We need to understand the vicious cycle in operation. Material deprivation makes it harder for individuals from disadvantaged groups to access elite positions, and the lower representation of these groups in high-earning positions keeps their average standard of living down. This needs to be broken at both ends: effective AA can break it at the upper end by making it easier for some individuals to access elite jobs, whereas anti-poverty or livelihood support and/or health and nutrition-based programmes can break it at the lower end by raising the standard of living of the poor among the disadvantaged communities.
Question 5: But Scheduled Tribes(STs) live happily in isolated areas. Why do they need representation or AA?

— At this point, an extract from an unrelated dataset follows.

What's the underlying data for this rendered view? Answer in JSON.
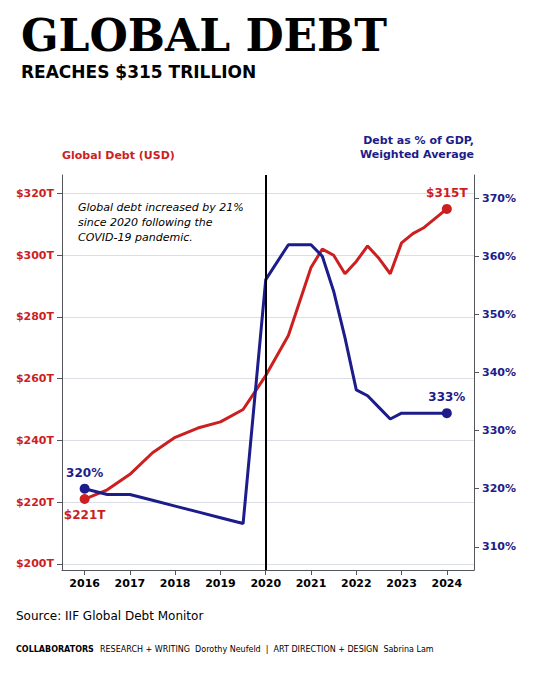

The picture is never that rosy for them. In 1911 a Criminal Tribes Act was passed which enabled local government to declare any tribe a ‘criminal tribe.’ Several tribes were designated as such, and till today, even after denotification, the stigma remains. Most STs suffer from the dispossession of their lands in the name of development. They are not given due compensation and get shoddy rehabilitation programmes.
Question 6: Why do we need reservations for OBCs? They are not like SCs and STs.
OBCs were clubbed with untouchables, tribals and some non-Hindu communities and termed as ‘backward or depressed classes’ since British times. OBCs, more or less, are a group of all communities which needed preferential treatment as their castes were placed low in the socio-economic hierarchy, though not as low as the untouchables. Kaka Kalelkar Commission in 1953 and BP Mandal Commission in 1978 took stock of the ‘backward classes’ and the need for AA. Though there is a strong section of OBCs which are quite well off and culturally quite similar to Hindu upper castes than to untouchables, still, a large part of OBCs are significantly weaker than Hindu upper castes.
Question 7: Will the ambit of reservation keeps on increasing? Why can’t it stop?
Reservation is there to lessen the effects of discrimination. It is the cure, not the cause of social and economic inequality. It started with SCs and STs and now has reached to OBCs and women. There is also a demand for various types of affirmative action for sexual and religious minorities. Alas! We see rampant discrimination even after so much affirmative action. Indeed, many reserved seats are lying vacant mainly in jobs and higher education.
In some cases, reserved seats are even given to nonreserved candidates through the back door! Thus a big part of AA is ineffective as the ruling classes do not implement it wholeheartedly. AA should continue till discrimination is here so that we live a life of not only equality and liberty but fraternity as well.